4. The substrate polishing system of claim 3, wherein during a process of loading or unloading the substrate by moving the loader upward, an upper surface of the protrusion is placed higher than a bottom surface of the carrier.

5. The substrate polishing system of claim 3, wherein the first nozzle is placed on an upper surface of the loading plate.

6. The substrate polishing system of claim 3, wherein the first nozzle is placed on an inner surface of the protrusion.

7. The substrate polishing system of claim 3, wherein the loader vertically moves upwards or downwards from the substrate transfer unit.

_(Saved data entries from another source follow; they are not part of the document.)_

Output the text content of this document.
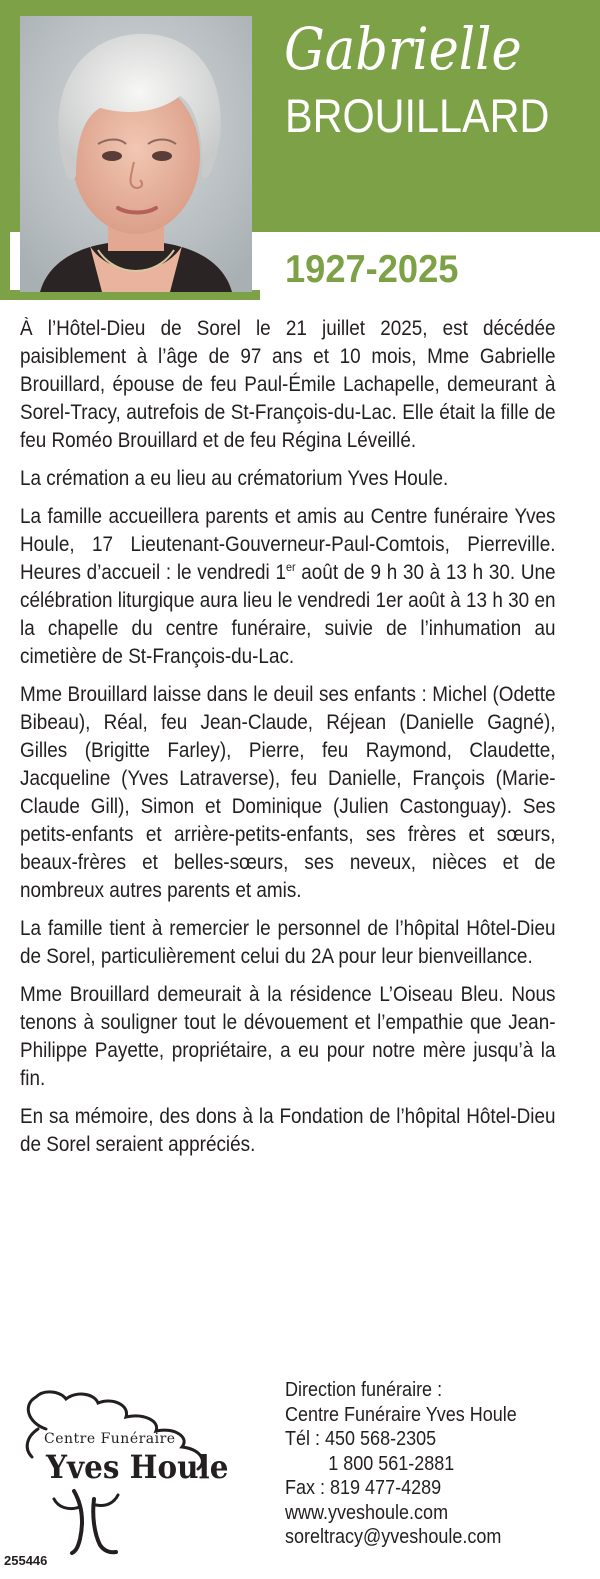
Gabrielle
BROUILLARD
1927-2025

À l’Hôtel-Dieu de Sorel le 21 juillet 2025, est décédée paisiblement à l’âge de 97 ans et 10 mois, Mme Gabrielle Brouillard, épouse de feu Paul-Émile Lachapelle, demeurant à Sorel-Tracy, autrefois de St-François-du-Lac. Elle était la fille de feu Roméo Brouillard et de feu Régina Léveillé.

La crémation a eu lieu au crématorium Yves Houle.

La famille accueillera parents et amis au Centre funéraire Yves Houle, 17 Lieutenant-Gouverneur-Paul-Comtois, Pierreville. Heures d’accueil : le vendredi 1er août de 9 h 30 à 13 h 30. Une célébration liturgique aura lieu le vendredi 1er août à 13 h 30 en la chapelle du centre funéraire, suivie de l’inhumation au cimetière de St-François-du-Lac.

Mme Brouillard laisse dans le deuil ses enfants : Michel (Odette Bibeau), Réal, feu Jean-Claude, Réjean (Danielle Gagné), Gilles (Brigitte Farley), Pierre, feu Raymond, Claudette, Jacqueline (Yves Latraverse), feu Danielle, François (Marie-Claude Gill), Simon et Dominique (Julien Castonguay). Ses petits-enfants et arrière-petits-enfants, ses frères et sœurs, beaux-frères et belles-sœurs, ses neveux, nièces et de nombreux autres parents et amis.

La famille tient à remercier le personnel de l’hôpital Hôtel-Dieu de Sorel, particulièrement celui du 2A pour leur bienveillance.

Mme Brouillard demeurait à la résidence L’Oiseau Bleu. Nous tenons à souligner tout le dévouement et l’empathie que Jean-Philippe Payette, propriétaire, a eu pour notre mère jusqu’à la fin.

En sa mémoire, des dons à la Fondation de l’hôpital Hôtel-Dieu de Sorel seraient appréciés.

Centre Funéraire
Yves Houle
255446
Direction funéraire :
Centre Funéraire Yves Houle
Tél : 450 568-2305
1 800 561-2881
Fax : 819 477-4289
www.yveshoule.com
soreltracy@yveshoule.com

8. The substrate polishing system of claim 1, wherein the substrate transfer unit comprises:

a shaft to rotate on an axis perpendicular to a ground; and

at least one transfer arm to support a bottom surface of the substrate and transfer the substrate while forming a transfer orbit in a circle by rotation of the shaft.

9. The substrate polishing system of claim 8, wherein the transfer arm receives an unpolished substrate at a first point on the transfer orbit and transfers the unpolished substrate to the carrier by moving to a second point on the transfer orbit.

10. The substrate polishing system of claim 9, wherein the transfer arm receives a polished substrate from the carrier at the second point and transfers the polished substrate to the first point for a next process.

11. The substrate polishing system of claim 10, wherein a plurality of transfer arms is provided, and are each disposed at an equiangular interval with the shaft as a center.

12. The substrate polishing system of claim 11, wherein when one of the plurality of transfer arms is placed on the first point, at least one of the plurality of transfer arms is placed on the second point.

13. The substrate polishing system of claim 9, wherein the loader is placed on the second point.

14. The substrate polishing system of claim 9, further comprising a stage portion to support the substrate wherein the stage portion is placed on a point on the transfer orbit.

15. The substrate polishing system of claim 14, wherein the stage portion is placed on the first point.

16. The substrate polishing system of claim 15, wherein the stage portion comprises a second nozzle to spray a fluid.